Why is ruler showing different numbers than a rectangle width?

An AI bot has been helping me try to use Draw to generate a 1280x720 PNG file, by treating it as a 128mm by 72mm page. It summarizes my problem as follows, and seems stuck:

The Core Problem

You’ve set:

  • Page size: 128 mm × 72 mm
  • Drawing scale: 1:1
  • Unit of measurement: Millimeter
  • Ruler: Set to millimeters

Yet the ruler shows 1280 units across the top, and a rectangle sized to 128 mm appears tiny—not filling the page as expected.

This is not just a pixel-vs-mm issue. It’s a breakdown in how Draw is rendering and scaling the canvas, even when using its native units.

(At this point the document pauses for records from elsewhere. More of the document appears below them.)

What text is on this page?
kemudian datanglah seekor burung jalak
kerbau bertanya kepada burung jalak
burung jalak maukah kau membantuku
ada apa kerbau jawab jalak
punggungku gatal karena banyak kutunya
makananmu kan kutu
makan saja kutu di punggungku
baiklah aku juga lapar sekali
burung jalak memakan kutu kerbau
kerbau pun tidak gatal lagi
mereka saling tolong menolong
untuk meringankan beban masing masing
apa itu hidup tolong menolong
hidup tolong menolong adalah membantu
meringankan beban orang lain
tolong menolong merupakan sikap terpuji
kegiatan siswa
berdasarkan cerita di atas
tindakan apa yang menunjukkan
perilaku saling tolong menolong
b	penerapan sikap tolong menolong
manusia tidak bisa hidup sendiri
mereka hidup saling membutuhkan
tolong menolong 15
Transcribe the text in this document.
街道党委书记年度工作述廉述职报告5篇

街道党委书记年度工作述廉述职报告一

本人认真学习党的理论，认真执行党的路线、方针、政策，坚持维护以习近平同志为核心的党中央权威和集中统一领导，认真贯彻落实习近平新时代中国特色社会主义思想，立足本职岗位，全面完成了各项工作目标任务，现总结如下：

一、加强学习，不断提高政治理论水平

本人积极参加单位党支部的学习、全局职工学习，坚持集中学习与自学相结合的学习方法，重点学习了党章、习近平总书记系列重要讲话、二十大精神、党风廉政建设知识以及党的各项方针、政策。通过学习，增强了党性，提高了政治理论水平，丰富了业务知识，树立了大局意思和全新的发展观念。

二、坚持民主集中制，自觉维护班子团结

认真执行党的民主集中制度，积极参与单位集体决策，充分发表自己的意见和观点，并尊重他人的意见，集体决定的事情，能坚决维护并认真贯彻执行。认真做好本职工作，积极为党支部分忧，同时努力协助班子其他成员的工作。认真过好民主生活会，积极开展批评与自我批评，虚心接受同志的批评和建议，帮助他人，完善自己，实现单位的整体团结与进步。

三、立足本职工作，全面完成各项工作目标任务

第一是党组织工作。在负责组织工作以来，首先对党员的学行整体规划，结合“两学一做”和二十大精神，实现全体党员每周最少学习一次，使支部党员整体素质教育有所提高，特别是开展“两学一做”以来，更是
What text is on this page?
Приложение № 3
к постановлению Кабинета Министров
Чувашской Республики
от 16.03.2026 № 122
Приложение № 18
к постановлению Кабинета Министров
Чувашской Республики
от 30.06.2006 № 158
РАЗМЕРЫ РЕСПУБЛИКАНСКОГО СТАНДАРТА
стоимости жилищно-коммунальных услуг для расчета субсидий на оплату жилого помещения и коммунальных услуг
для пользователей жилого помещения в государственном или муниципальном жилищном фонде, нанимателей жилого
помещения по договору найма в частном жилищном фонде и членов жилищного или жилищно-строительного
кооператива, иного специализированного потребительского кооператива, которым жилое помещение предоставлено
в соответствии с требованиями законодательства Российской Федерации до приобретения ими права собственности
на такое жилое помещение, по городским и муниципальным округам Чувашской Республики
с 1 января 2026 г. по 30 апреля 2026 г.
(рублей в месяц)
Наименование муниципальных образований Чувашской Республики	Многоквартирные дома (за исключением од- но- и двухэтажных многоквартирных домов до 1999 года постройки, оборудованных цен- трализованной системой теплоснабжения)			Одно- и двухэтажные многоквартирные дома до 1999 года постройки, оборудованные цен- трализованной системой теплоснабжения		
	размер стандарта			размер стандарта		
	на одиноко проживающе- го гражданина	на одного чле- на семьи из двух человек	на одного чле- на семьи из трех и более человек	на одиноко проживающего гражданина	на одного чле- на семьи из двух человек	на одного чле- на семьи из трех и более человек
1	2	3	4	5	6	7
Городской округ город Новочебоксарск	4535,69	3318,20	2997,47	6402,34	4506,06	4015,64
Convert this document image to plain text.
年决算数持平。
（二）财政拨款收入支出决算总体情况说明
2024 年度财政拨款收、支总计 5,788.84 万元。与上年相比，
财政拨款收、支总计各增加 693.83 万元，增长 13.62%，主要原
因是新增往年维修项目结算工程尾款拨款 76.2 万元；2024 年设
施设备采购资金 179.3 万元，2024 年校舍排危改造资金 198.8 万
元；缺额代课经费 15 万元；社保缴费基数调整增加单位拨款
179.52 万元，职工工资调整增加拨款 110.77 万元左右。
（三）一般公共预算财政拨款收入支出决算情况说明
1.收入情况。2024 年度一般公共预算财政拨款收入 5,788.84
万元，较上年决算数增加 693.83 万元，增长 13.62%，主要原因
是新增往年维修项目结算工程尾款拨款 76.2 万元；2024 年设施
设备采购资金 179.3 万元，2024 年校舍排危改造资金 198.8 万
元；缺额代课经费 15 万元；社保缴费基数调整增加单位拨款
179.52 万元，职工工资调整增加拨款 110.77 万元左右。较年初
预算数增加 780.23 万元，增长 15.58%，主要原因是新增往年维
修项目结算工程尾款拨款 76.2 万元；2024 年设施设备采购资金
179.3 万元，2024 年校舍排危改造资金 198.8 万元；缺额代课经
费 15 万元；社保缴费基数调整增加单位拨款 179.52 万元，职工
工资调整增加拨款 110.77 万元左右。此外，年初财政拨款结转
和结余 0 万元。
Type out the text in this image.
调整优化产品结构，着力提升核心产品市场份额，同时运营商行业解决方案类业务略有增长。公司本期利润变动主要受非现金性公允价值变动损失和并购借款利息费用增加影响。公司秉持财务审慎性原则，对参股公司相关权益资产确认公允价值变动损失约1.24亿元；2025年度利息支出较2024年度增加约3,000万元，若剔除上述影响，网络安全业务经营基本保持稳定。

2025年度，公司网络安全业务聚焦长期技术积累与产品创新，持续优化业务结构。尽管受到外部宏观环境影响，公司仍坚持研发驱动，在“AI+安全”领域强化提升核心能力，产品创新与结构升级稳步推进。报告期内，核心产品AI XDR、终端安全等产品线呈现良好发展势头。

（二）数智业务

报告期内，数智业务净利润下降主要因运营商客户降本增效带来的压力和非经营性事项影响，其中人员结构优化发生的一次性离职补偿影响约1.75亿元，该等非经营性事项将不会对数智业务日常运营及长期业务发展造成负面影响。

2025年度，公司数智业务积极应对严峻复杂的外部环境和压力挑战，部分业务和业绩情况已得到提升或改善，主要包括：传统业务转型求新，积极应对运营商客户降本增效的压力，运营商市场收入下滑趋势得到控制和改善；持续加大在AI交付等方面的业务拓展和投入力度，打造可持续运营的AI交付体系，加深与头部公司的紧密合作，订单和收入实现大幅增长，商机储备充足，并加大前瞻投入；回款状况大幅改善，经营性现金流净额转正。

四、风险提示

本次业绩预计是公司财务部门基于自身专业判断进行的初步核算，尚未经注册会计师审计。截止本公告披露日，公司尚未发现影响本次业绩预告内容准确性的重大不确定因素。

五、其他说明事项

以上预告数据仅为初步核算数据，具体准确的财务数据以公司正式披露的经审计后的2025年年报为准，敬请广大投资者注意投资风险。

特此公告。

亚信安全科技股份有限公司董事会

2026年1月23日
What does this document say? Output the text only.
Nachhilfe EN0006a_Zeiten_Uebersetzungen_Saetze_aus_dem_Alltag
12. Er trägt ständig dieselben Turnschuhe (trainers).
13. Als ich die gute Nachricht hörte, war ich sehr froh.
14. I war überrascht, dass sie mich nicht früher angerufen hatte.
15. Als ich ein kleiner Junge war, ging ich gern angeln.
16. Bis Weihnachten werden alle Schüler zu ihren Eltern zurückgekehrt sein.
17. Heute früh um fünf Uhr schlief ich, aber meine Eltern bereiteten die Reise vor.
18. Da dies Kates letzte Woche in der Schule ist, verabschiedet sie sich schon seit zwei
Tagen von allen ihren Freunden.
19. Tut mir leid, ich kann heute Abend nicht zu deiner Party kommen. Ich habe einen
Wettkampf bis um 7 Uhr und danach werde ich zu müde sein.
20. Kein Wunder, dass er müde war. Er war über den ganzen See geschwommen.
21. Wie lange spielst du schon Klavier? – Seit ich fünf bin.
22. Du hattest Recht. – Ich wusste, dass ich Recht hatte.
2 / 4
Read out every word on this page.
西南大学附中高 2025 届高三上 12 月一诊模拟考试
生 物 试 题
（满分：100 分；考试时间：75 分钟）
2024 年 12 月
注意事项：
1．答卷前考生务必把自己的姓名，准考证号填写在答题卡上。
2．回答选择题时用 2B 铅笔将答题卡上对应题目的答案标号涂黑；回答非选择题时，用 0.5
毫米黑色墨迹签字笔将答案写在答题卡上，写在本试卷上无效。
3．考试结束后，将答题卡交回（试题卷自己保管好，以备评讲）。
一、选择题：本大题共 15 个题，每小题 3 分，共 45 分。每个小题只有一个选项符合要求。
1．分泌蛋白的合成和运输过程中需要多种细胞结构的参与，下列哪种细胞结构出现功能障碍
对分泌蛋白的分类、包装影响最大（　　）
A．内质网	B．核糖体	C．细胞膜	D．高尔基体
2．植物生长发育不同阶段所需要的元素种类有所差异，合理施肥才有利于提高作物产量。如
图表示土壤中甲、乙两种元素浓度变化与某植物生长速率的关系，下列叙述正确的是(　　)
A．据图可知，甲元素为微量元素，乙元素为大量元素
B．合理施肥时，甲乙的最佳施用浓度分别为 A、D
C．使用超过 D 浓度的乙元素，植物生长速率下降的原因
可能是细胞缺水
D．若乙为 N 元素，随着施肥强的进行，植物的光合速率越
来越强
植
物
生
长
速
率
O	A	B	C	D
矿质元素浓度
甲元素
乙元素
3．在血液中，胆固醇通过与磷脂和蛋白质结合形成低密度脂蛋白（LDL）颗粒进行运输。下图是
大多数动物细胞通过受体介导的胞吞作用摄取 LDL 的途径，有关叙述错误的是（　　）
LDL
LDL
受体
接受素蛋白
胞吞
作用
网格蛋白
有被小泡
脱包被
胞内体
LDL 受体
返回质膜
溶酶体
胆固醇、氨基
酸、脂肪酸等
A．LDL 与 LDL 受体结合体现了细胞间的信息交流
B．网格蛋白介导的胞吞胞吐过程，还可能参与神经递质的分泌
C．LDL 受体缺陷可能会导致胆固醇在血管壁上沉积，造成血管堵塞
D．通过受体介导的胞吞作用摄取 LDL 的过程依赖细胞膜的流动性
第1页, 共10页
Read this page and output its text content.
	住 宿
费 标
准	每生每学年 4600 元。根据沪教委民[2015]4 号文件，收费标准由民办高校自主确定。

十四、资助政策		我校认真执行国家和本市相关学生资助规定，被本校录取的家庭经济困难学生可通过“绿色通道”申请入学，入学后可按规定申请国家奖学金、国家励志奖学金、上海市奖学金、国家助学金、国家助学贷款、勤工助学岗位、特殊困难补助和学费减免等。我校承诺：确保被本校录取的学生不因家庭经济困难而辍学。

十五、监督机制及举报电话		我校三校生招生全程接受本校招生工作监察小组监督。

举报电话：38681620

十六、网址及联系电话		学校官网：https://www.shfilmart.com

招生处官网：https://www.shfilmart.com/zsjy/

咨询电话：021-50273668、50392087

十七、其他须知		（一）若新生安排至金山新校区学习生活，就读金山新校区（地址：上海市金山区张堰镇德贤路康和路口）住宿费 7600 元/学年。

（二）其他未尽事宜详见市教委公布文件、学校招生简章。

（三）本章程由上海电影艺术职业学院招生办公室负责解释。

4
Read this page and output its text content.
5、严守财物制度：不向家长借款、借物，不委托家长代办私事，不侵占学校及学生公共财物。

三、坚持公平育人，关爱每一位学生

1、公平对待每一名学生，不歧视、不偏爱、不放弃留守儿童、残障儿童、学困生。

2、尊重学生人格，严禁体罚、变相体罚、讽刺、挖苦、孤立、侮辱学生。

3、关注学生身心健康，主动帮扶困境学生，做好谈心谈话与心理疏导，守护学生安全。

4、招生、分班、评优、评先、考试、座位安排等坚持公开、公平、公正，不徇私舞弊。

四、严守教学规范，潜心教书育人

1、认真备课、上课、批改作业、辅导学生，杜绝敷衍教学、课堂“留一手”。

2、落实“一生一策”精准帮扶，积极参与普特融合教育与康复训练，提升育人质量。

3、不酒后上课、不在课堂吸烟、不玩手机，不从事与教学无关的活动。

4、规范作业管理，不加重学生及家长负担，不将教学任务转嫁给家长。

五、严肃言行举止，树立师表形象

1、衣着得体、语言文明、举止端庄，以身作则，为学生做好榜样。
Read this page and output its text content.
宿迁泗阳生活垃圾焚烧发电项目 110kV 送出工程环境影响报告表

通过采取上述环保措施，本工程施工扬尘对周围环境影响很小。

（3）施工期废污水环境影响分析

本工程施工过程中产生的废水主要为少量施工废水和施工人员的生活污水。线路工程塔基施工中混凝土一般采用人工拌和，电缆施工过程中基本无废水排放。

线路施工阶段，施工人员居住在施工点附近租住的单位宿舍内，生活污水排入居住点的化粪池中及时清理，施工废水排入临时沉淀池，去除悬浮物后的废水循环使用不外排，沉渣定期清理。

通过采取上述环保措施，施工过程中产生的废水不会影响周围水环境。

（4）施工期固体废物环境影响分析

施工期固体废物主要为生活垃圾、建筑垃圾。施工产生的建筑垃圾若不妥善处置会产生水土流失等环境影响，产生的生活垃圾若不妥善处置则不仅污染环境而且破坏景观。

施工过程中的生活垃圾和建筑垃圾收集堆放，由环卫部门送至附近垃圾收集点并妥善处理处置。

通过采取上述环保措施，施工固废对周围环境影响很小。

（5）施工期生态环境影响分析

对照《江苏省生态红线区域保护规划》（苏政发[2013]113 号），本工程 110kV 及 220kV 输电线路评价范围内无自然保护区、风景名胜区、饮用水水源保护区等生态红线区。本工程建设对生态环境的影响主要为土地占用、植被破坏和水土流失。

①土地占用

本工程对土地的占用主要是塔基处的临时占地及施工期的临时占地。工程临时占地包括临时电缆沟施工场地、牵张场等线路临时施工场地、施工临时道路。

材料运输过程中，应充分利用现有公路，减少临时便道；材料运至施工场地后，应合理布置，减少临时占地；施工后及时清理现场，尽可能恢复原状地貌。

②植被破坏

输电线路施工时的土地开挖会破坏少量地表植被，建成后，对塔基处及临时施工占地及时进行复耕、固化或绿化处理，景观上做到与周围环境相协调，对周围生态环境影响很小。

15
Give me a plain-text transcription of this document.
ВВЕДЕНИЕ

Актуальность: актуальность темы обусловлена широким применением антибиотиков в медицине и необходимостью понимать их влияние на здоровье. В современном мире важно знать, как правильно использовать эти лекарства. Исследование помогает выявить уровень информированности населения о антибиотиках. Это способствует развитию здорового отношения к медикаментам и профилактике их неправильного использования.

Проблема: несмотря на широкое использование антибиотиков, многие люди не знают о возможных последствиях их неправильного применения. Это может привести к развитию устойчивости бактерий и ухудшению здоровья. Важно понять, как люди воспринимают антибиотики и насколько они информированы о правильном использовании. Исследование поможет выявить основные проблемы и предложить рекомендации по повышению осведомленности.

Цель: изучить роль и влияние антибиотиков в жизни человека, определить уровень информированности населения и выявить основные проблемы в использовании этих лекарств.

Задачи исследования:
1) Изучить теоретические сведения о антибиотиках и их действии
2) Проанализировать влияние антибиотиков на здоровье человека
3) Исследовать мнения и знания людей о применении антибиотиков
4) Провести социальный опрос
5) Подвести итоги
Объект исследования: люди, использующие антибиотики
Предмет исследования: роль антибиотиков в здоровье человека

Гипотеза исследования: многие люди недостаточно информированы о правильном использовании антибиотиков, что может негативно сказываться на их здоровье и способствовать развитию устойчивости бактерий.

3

Perhaps the AI bot hasn’t read the manuals yet:
https://documentation.libreoffice.org/en/english-documentation/


Starting with Draw


And who set the page size?


With me:



Version: 25.2.4.3 (X86_64) / LibreOffice Community
Build ID: 33e196637044ead23f5c3226cde09b47731f7e27
CPU threads: 8; OS: Windows 10 X86_64 (10.0 build 19045); UI render: Skia/Raster; VCL: win
Locale: de-DE (de_DE); UI: de-DE
Calc: CL threaded

Hrbrgr This is pretty much what my settings look like. Neither I nor the AI bot can figure out why the ruler is ten times longer than the rectangle.

If you click on the rectangle, what dimensions does it show in the status bar? or in Format - Position and Size?

If an AI bot did the drawing then what units was it using?

If you draw the rectangle in draw at 128 mm what size do you get?

EarnestAl When I click my rectangle, the dimensions shown in the status bar at the bottom of the Draw screen are 128.00x72.00. The same numbers, followed by “mm”, are shown in Format > Position and Size (note that I changed the standard units to millimeters). The AI Bot was not doing the drawing–AI Bots do not yet have that capability–I did the drawing. I’m not sure how to answer that last question because millimeters are not my daily measurement experience. The ruler across the top of the workspace counts from 0 to 1280 . The rectangle is a little less than an inch in width, visually. I’m using an HP laptop running Windows 11 Home.with Scale=150% (recommended), Display Resolution=1920x1080 (recommended), Display orientation=landscape.

It turns out that I specified Page > Page Properties > Page as 1280 mm by 720 mm, and that’s what I got. I must have been so overwhelmed by trying to make it work that I just didn’t notice this. When I changed the page size to 128 mm by 72 mm Landscape, I got the standard screen aspect ratio that I wanted (16:9), so I was able to export a PNG file of exactly 1280x720 pixels, which is what YouTube wants for video thumbnails.

So this is the solution for easy compositing for full screen page output. I hope others can learn from my mistakes.